An Oklahoman who fought off heavy enemy fire to save fellow Army soldiers after an ambush in 1968 in Vietnam will receive the Medal of Honor, the nation’s highest military award, the White House announced on Monday.
Dwight W. Birdwell, who lives in Norman and practices law in Oklahoma City, was among the four recipients announced. All were in the Army and earned the award for gallantry in Vietnam. President Joe Biden will present the awards on July 5.
U.S. Sen. Jim Inhofe, an Oklahoma Republican, authored legislation two years ago that allowed the soldiers to receive the award outside of the five-year period from the date of the acts of valor.

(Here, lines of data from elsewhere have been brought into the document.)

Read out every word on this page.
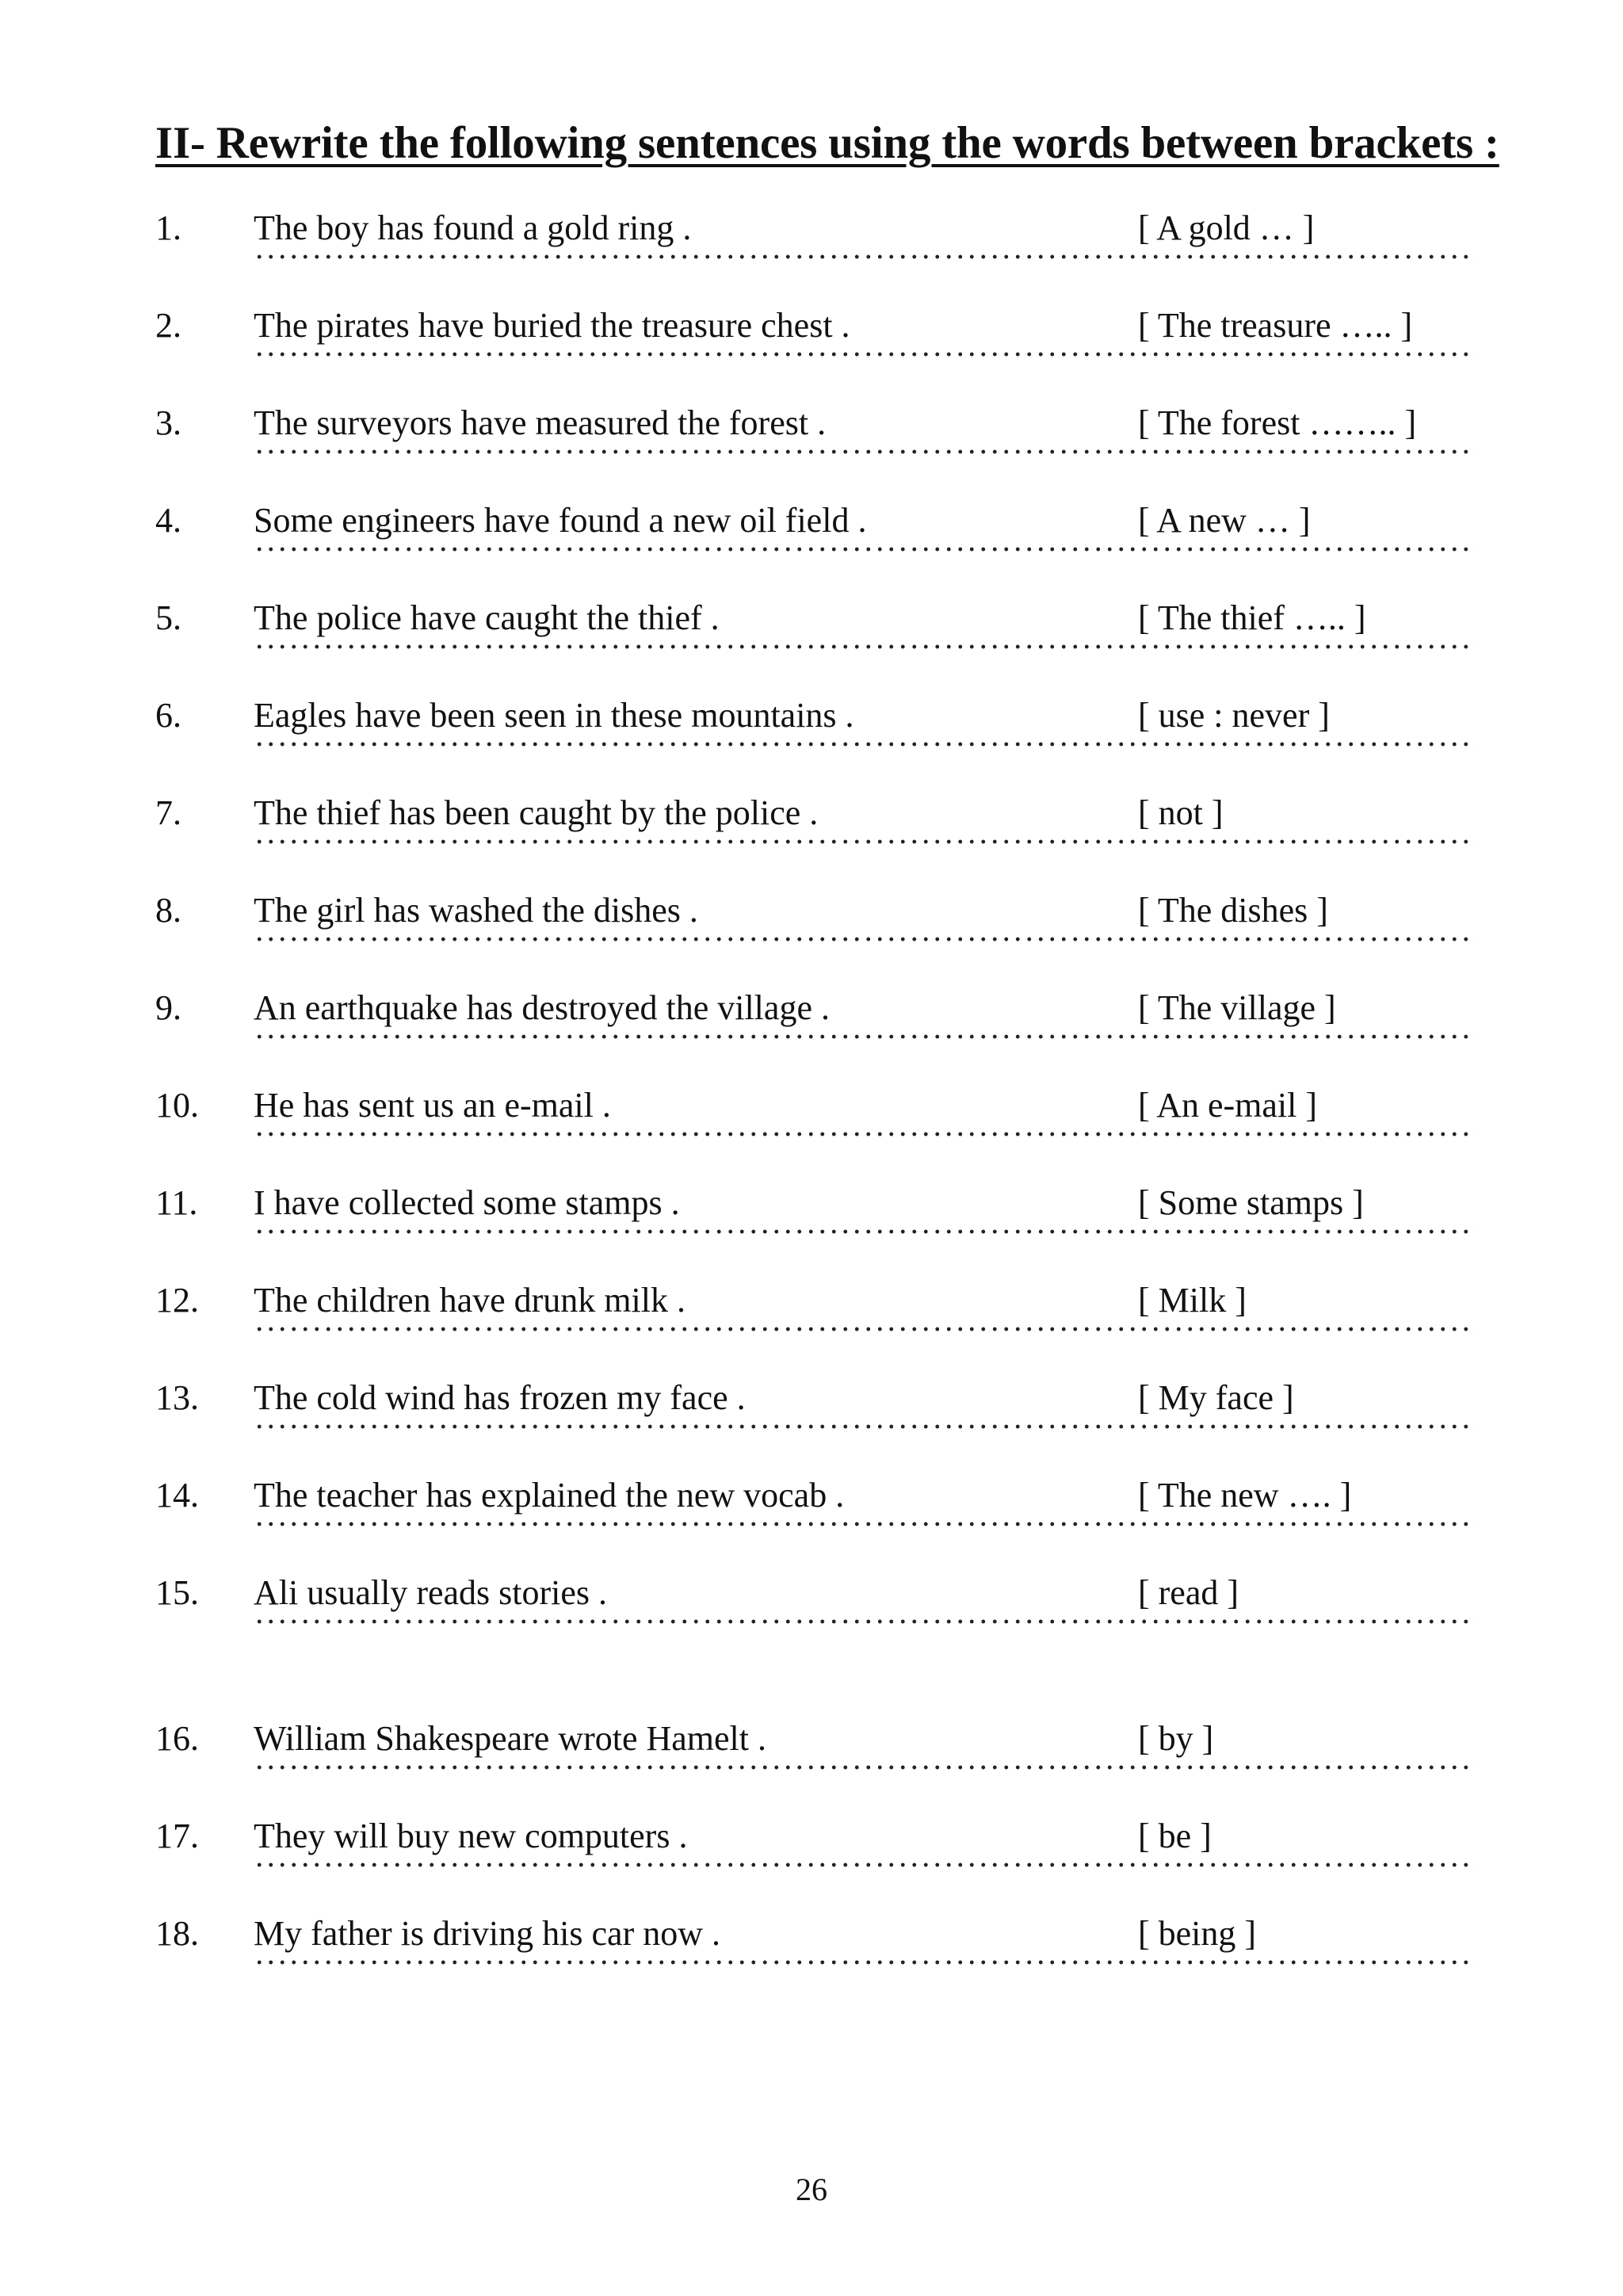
II- Rewrite the following sentences using the words between brackets :
1. The boy has found a gold ring .	[ A gold … ]
2. The pirates have buried the treasure chest .	[ The treasure ….. ]
3. The surveyors have measured the forest .	[ The forest …….. ]
4. Some engineers have found a new oil field .	[ A new … ]
5. The police have caught the thief .	[ The thief ….. ]
6. Eagles have been seen in these mountains .	[ use : never ]
7. The thief has been caught by the police .	[ not ]
8. The girl has washed the dishes .	[ The dishes ]
9. An earthquake has destroyed the village .	[ The village ]
10. He has sent us an e-mail .	[ An e-mail ]
11. I have collected some stamps .	[ Some stamps ]
12. The children have drunk milk .	[ Milk ]
13. The cold wind has frozen my face .	[ My face ]
14. The teacher has explained the new vocab .	[ The new …. ]
15. Ali usually reads stories .	[ read ]
16. William Shakespeare wrote Hamelt .	[ by ]
17. They will buy new computers .	[ be ]
18. My father is driving his car now .	[ being ]
26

Birdwell, a native of Adair County, was a specialist five serving with Troop C, 3rd Squadron, 4th Cavalry, 25th Infantry Division on Jan. 31, 1968, when enemy troops initiated an assault on the Tan Son Nhut Airbase near Saigon, according to the White House.
Birdwell recalled later that he and members of his cavalry unit were the first to respond to the assault and that he thought they would be fighting less experienced soldiers. The unit’s tanks ran into fire from 700 enemy troops on one side of the road and 300 on the other side.
The Troop C commander, several vehicles ahead, was seriously wounded, and his entire crew was killed.
“Under heavy enemy small-arms fire, Spc. Five Birdwell moved the tank commander to safety and fired the tank's weapons at the enemy force,” according to the White House.
“Afterwards, he dismounted and continued fighting until receiving enemy fire to his face and torso. He refused evacuation and led a small group of defenders to disrupt the enemy assault until reinforcements arrived. He then aided in evacuating the wounded until he was ordered to seek attention for his own wounds.”
Birdwell was honorably discharged on Dec. 29, 1968. He was inducted into the Oklahoma Military Hall of Fame on Oct. 21, 2017.
The other recipients announced on Monday are: Staff Sgt. Edward N. Kaneshiro (posthumous); Spc. Five Dennis M. Fujii, of Hawaii; and retired Maj. John J. Duffy, of California.
Last year, Biden awarded the Medal of Honor to Army Master Sgt. Earl Plumlee, a native Oklahoman, for his gallantry in 2013 in Afghanistan.
The Medal of Honor is awarded to members of the armed forces who distinguish themselves conspicuously by gallantry and intrepidity at the risk of their own lives above and beyond the call of duty while: engaged in an action against an enemy of the United States; engaged in military operations involving conflict with an opposing foreign force; or serving with friendly foreign forces engaged in an armed conflict against an opposing armed force in which the United States is not a belligerent party, the White House said.